Beas River disaster
- Date: 8 June 2014
- Time: 18:48 IST
- Location: Beas River, Mandi district, Himachal Pradesh, India;
- Deaths: 25

= Beas River disaster =

2014 mass drowning in Himachal Pradesh, India

The Beas River disaster refers to the 8 June 2014 drowning of 24 second-year engineering students (6 female and 18 male) and one tour operator from V.N.R. Vignana Jyothi Institute of Engineering and Technology of Hyderabad at the Beas River in Himachal Pradesh. The accident took place in the Thalout area (Shalanala Village) of Mandi district and was the result of a sudden surge of river water released upstream from the Larji hydro electric project.

==Incident==
Forty-eight students and three faculty/staff members of the V.N.R. Vignana Jyothi Institute of Engineering and Technology (Hyderabad) were on an educational/industrial tour from Shimla to Manali, about 200 kilometres (130 miles) from Himachal Pradesh capital Shimla. Some of them were photographing themselves on the banks of the Beas River on the Mandi-Manali National Highway NH-21, when they were washed away as the water flow in the river suddenly increased. The surge of water occurred when the Larji hydroelectric power project opened its floodgates, sending tonnes of water downstream.

The dam water was released suddenly by the dam authorities without prior notice. Two students, Raman Teja Venigalla and Biswas Nandamuri, were alarmed when men on the shore collecting sand began to point and yell "Dam" just a few seconds before the water gushed in.

Footage surfaced on the internet two days after the incident which showed how the victims were caught unaware before the river carried them away. The video was shot by Bihari Lal, who was present about 100 metres above the river bed on a hilly area where a wedding was being held.
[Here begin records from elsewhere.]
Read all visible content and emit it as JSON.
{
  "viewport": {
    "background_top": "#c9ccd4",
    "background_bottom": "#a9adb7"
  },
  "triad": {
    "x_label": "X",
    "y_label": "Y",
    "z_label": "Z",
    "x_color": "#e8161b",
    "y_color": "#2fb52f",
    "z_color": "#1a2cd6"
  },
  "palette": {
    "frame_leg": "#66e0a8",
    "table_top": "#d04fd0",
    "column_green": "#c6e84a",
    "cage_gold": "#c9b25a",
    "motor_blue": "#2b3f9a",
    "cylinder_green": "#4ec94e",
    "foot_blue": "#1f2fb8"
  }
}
Sensing the danger Kiran Kumar Muppidi and Asish Mantha selflessly started helping the other students to reach the river bank. It has been reported by the surviving students that Kiran Kumar Muppidi had saved five fellow students before he slipped away. Devasish Bose was seen fighting hard to save one of the fellow students before he went missing. According to first hand witness the unofficial tour guide had jumped into the current to save some students.

==Rescue==
Authorities deployed over 550 rescue team members including divers from NDRF, Sashastra Seema Bal (SSB), ITBP, the local firemen and policemen, and a private team of swimmers and divers trained by the Additional DGP of Police (Sports) in Telangana, Mr. Rajeev Trivedi and assisted by Supdt. of Police, Mr.Kartikeya. UAVs, multi-beam sonar, and lidar were also deployed to trace missing students along the 15 km stretch from Larji Dam to Pandoh Dam. Beginning 16 June, the parents of the students who were camping in Himachal Pradesh started leaving for their native places.
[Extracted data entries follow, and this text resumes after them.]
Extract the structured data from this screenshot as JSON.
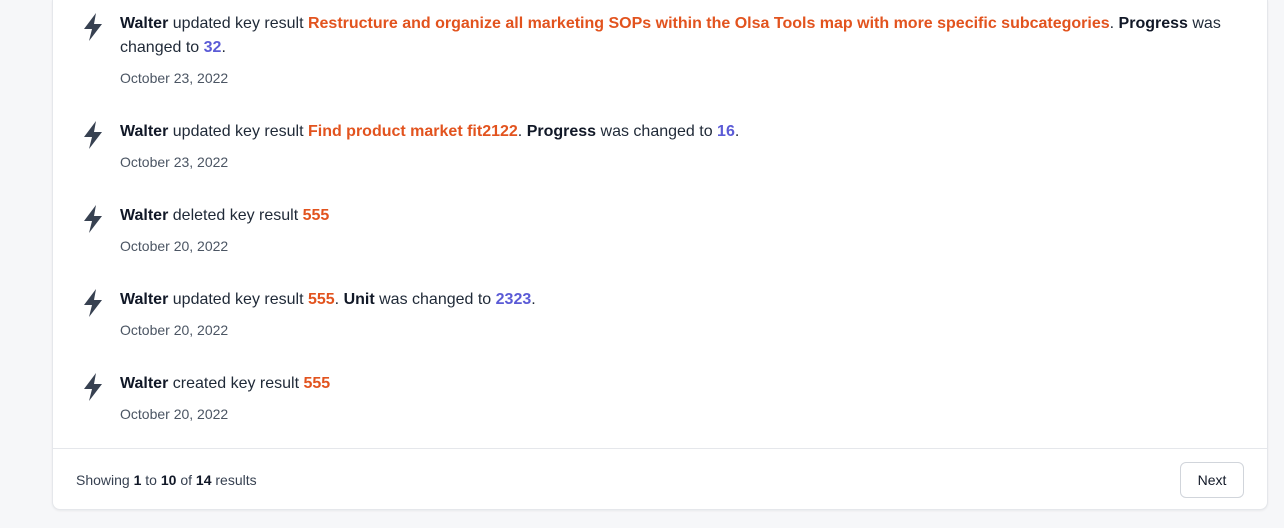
{
  "feed": {
    "items": [
      {
        "actor": "Walter",
        "verb": "updated key result",
        "target": "Restructure and organize all marketing SOPs within the Olsa Tools map with more specific subcategories",
        "field": "Progress",
        "change_text": "was changed to",
        "value": "32",
        "date": "October 23, 2022"
      },
      {
        "actor": "Walter",
        "verb": "updated key result",
        "target": "Find product market fit2122",
        "field": "Progress",
        "change_text": "was changed to",
        "value": "16",
        "date": "October 23, 2022"
      },
      {
        "actor": "Walter",
        "verb": "deleted key result",
        "target": "555",
        "date": "October 20, 2022"
      },
      {
        "actor": "Walter",
        "verb": "updated key result",
        "target": "555",
        "field": "Unit",
        "change_text": "was changed to",
        "value": "2323",
        "date": "October 20, 2022"
      },
      {
        "actor": "Walter",
        "verb": "created key result",
        "target": "555",
        "date": "October 20, 2022"
      }
    ],
    "icon": "lightning-bolt-icon"
  },
  "pagination": {
    "showing_label": "Showing",
    "from": "1",
    "to_label": "to",
    "to": "10",
    "of_label": "of",
    "total": "14",
    "results_label": "results",
    "next_label": "Next"
  },
  "colors": {
    "target": "#e2531e",
    "value": "#5b5bd6",
    "icon": "#374151"
  }
}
The bodies of 23 of the 24 students, and the tour guide were recovered. Student Kalluri Sree Harsha's body was not recovered.

==Government response==

===Probe===
A case has been registered against officials of the Larji Hydroelectric Project and College for causing the death of 24 engineering students through negligence. The case was registered after eyewitnesses claimed that the hooter was not sounded before the flow of water into the river was increased.
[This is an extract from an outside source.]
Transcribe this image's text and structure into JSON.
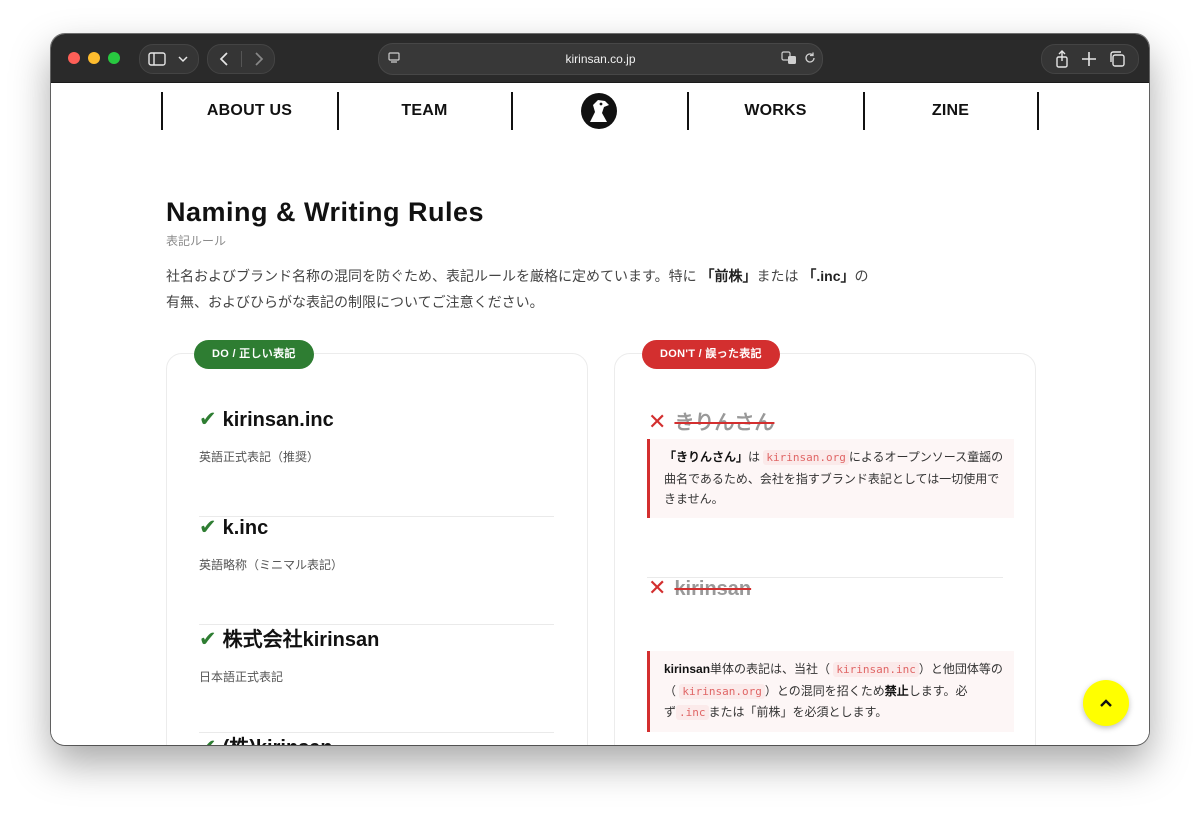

An initial probe suggested that Larji power project was asked to reduce generation on the day of the tragedy but that plant officials instead shut it down. As a result of this, the water that had built up in its reservoir needed to be released, leading to a sudden surge in the Beas river. It has been reported by some news agencies that the Larji hydroelectric power project has been involved with local sand mafia and this was what made the officials open the gates without proper control.

==Compensation==
The Himachal High Court awarded compensation of 20,00,000 rupees to parents of students to paid in a ratio of 60:30:10 by the electricity board, the college and the state of Himachal Pradesh.